Guest Post by Adam Schulman on KBJ’s Opinion in Ross v. Lockheed Martin

NBC News published a U.W. Clemon wrote to President Biden as a former federal Judge. Clemon asked President Biden to not nominate Ketanji brown Jackson to the Supreme Court, in light of this decision. Ross v. Lockheed Martin Corp. Judge Jackson in this instance rejected the proposed settlement for a class action.

This guest post is from Adam Schulman of the Hamilton Lincoln Law Institute. Adam, an expert on class action cases, has graciously allowed me to share it. (It should be disclosed that I am connected to HLLI as well as its predecessor, the Center for Class Action Fairness. This organization represented me.

Ketanji Brown Jackson — protecting the rights of class members; U.W. Clemon — protecting the pocketbook of his plaintiffs’-side law firm

District court judges feel pressured to get rid of their cases by agreeing and facilitating settlements. When district court judge are given settlements to settle claims by millions or thousands of class members who are not consenting to them, they must protect the class members’ best interests. In legal terms, they are expected to be a “fiduciary” for class members not present at the bargaining table. They cannot be expected to act as a “fiduciary” for the attorneys of plaintiffs or the defendants.
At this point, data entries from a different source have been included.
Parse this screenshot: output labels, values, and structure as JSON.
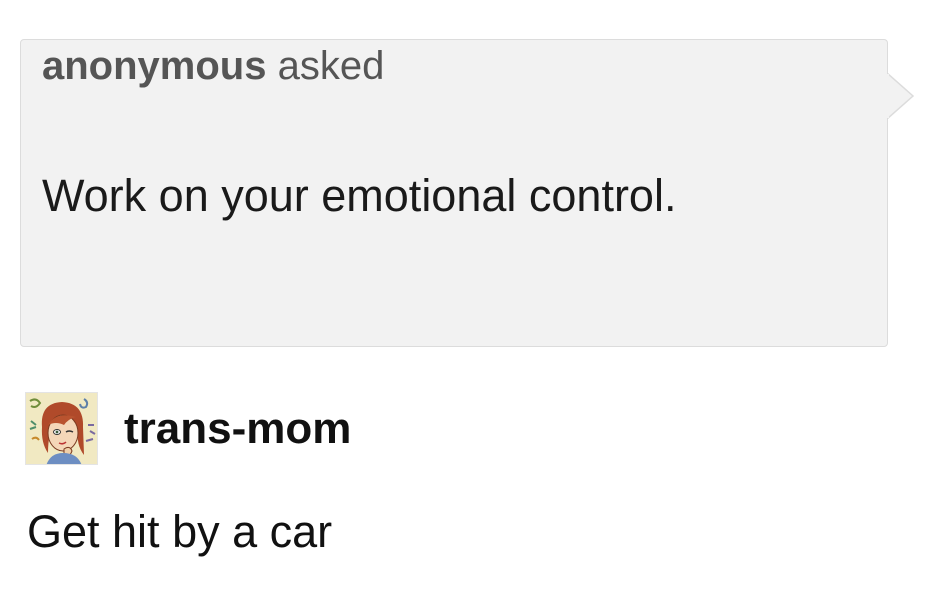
{
  "ask": {
    "asker": "anonymous",
    "verb": "asked",
    "question": "Work on your emotional control."
  },
  "answer": {
    "avatar_icon": "user-avatar-illustration",
    "username": "trans-mom",
    "reply": "Get hit by a car"
  },
  "colors": {
    "ask_background": "#f2f2f2",
    "ask_border": "#dcdcdc",
    "text": "#111111",
    "asker_text": "#555555"
  }
}
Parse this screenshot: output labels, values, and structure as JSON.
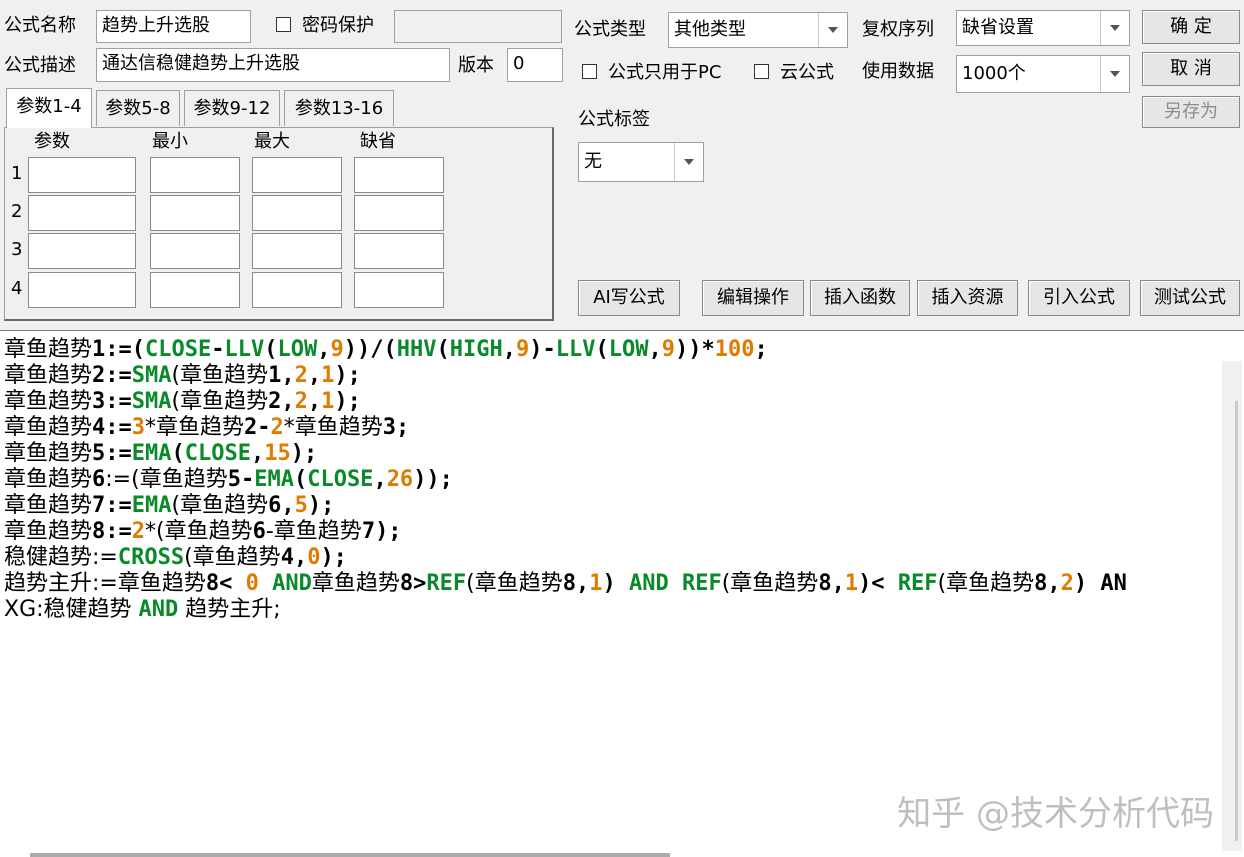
{
  "labels": {
    "formula_name": "公式名称",
    "password": "密码保护",
    "formula_desc": "公式描述",
    "version": "版本",
    "formula_type": "公式类型",
    "rights_seq": "复权序列",
    "pc_only": "公式只用于PC",
    "cloud": "云公式",
    "use_data": "使用数据",
    "formula_tag": "公式标签"
  },
  "fields": {
    "formula_name": "趋势上升选股",
    "password": "",
    "formula_desc": "通达信稳健趋势上升选股",
    "version": "0"
  },
  "selects": {
    "formula_type": "其他类型",
    "rights_seq": "缺省设置",
    "use_data": "1000个",
    "formula_tag": "无"
  },
  "buttons": {
    "ok": "确  定",
    "cancel": "取  消",
    "save_as": "另存为",
    "ai_write": "AI写公式",
    "edit_ops": "编辑操作",
    "insert_func": "插入函数",
    "insert_res": "插入资源",
    "import_formula": "引入公式",
    "test_formula": "测试公式"
  },
  "tabs": [
    "参数1-4",
    "参数5-8",
    "参数9-12",
    "参数13-16"
  ],
  "param_headers": [
    "参数",
    "最小",
    "最大",
    "缺省"
  ],
  "param_rows": [
    "1",
    "2",
    "3",
    "4"
  ],
  "code_lines": [
    "章鱼趋势1:=(CLOSE-LLV(LOW,9))/(HHV(HIGH,9)-LLV(LOW,9))*100;",
    "章鱼趋势2:=SMA(章鱼趋势1,2,1);",
    "章鱼趋势3:=SMA(章鱼趋势2,2,1);",
    "章鱼趋势4:=3*章鱼趋势2-2*章鱼趋势3;",
    "章鱼趋势5:=EMA(CLOSE,15);",
    "章鱼趋势6:=(章鱼趋势5-EMA(CLOSE,26));",
    "章鱼趋势7:=EMA(章鱼趋势6,5);",
    "章鱼趋势8:=2*(章鱼趋势6-章鱼趋势7);",
    "稳健趋势:=CROSS(章鱼趋势4,0);",
    "趋势主升:=章鱼趋势8< 0 AND章鱼趋势8>REF(章鱼趋势8,1) AND REF(章鱼趋势8,1)< REF(章鱼趋势8,2) AN",
    "XG:稳健趋势 AND 趋势主升;"
  ],
  "watermark": "知乎 @技术分析代码",
  "colors": {
    "keyword": "#0a8a2a",
    "number": "#e07b00"
  }
}
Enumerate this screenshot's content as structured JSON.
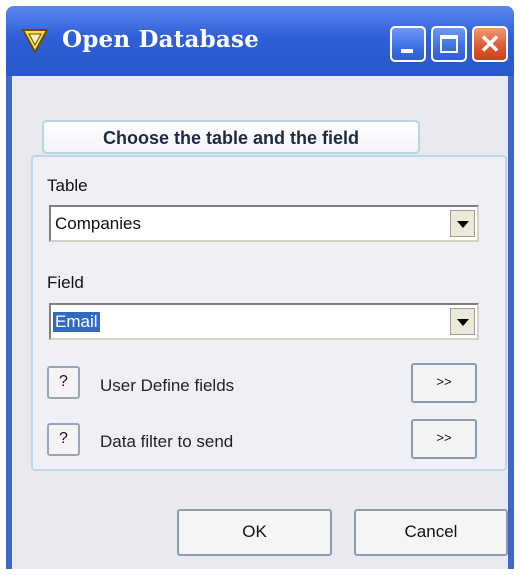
{
  "window": {
    "title": "Open Database",
    "controls": {
      "minimize": "minimize",
      "maximize": "maximize",
      "close": "close"
    }
  },
  "section": {
    "title": "Choose the table and the field"
  },
  "table": {
    "label": "Table",
    "value": "Companies"
  },
  "field": {
    "label": "Field",
    "value": "Email"
  },
  "rows": [
    {
      "help": "?",
      "label": "User Define fields",
      "action": ">>"
    },
    {
      "help": "?",
      "label": "Data filter to send",
      "action": ">>"
    }
  ],
  "buttons": {
    "ok": "OK",
    "cancel": "Cancel"
  },
  "colors": {
    "titlebar": "#2f5ed8",
    "close": "#df5a33",
    "panel": "#e8eaf0",
    "selection": "#316ac5"
  }
}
According to NBC however, U.W., a retired Alabama federal judge, was reported last week. Clemon wrote to President Biden asking him to not nominate Judge Ketanji brown Jackson for the Supreme Court vacancy created by Justice Breyer’s resignation. Clemon basically criticizes Jackson for not taking her responsibility to non-class members seriously and rejecting the proposed settlement. Ross v. Lockheed Martin Corp., 267 F. Supp. 3d 174 (2017). Clemon is mistaken; the proposed settlement RossThe case was not intended to “benefit” employees. Jackson did not violate her legal duty of protecting class members.

I will now explain some of the flaws that the proposed settlement has. RossJackson was correct in identifying settlement rejection approval as a matter of fact.

  • Proposed notice to class members didn’t provide any sense of “how giving specific answers on claim forms would be done”. [would]likely to influence the amount of class members’ recovery.”
  • If class members didn’t complete the “extensive” claim form, their rights to sue would be lost and they “would not be eligible to receive any compensation from this settlement fund.”
  • The proposed settlement created a “gross inequalities” between claims at issue and those that were released. Also, employees were asked to accept more than what the law allowed in the settlement.
  • Lockheed Martin would have been legal immunized against misconduct after all class members were allowed to withdraw from the settlement.
  • Because the discrimination against employees, if any was there, was individual and varied from person to person, the proposed class wasn’t cohesive.
  • However, the parties to settlement had not thoroughly evaluated class members’ claims and wanted to settle as soon as possible.

Under the operative law, each of these conclusions are almost indisputable. It is obvious, however. RossAlthough this is only a small sample of one case, it shows Judge Jackson’s views on the rule of law. District court judges are far too often influenced by the settlement parties to favor the class members’ interests. Similar abuses have been fought by my organization, Hamilton Lincoln Law Institute, and its Center for Class Action Fairness for many years.

In contrast, Clemon’s retired letter to the class makes one wonder if those class members whose claims were dismissed by his court got the proper consideration. Clemon’s letter is cynical. However, it seems more likely that his objection is a misunderstanding. He is the lead counsel for plaintiff-side firms. Ross He negotiated that settlement, which Judge Jackson refused to approve. The flawed settlement was rejected by Judge Jackson six months after he joined them.  Clemon’s letter to Biden neglects to mention that small detail—the decision Clemon bemoans just so happened to cost his firm more than $6 million.

It is very troubling that Clemon didn’t disclose his company was at the losing end in Jackson’s decision. It is clear that there was a conflict of interest. This episode shows that Jackson is the presumptive frontrunner. It will be a rough few weeks.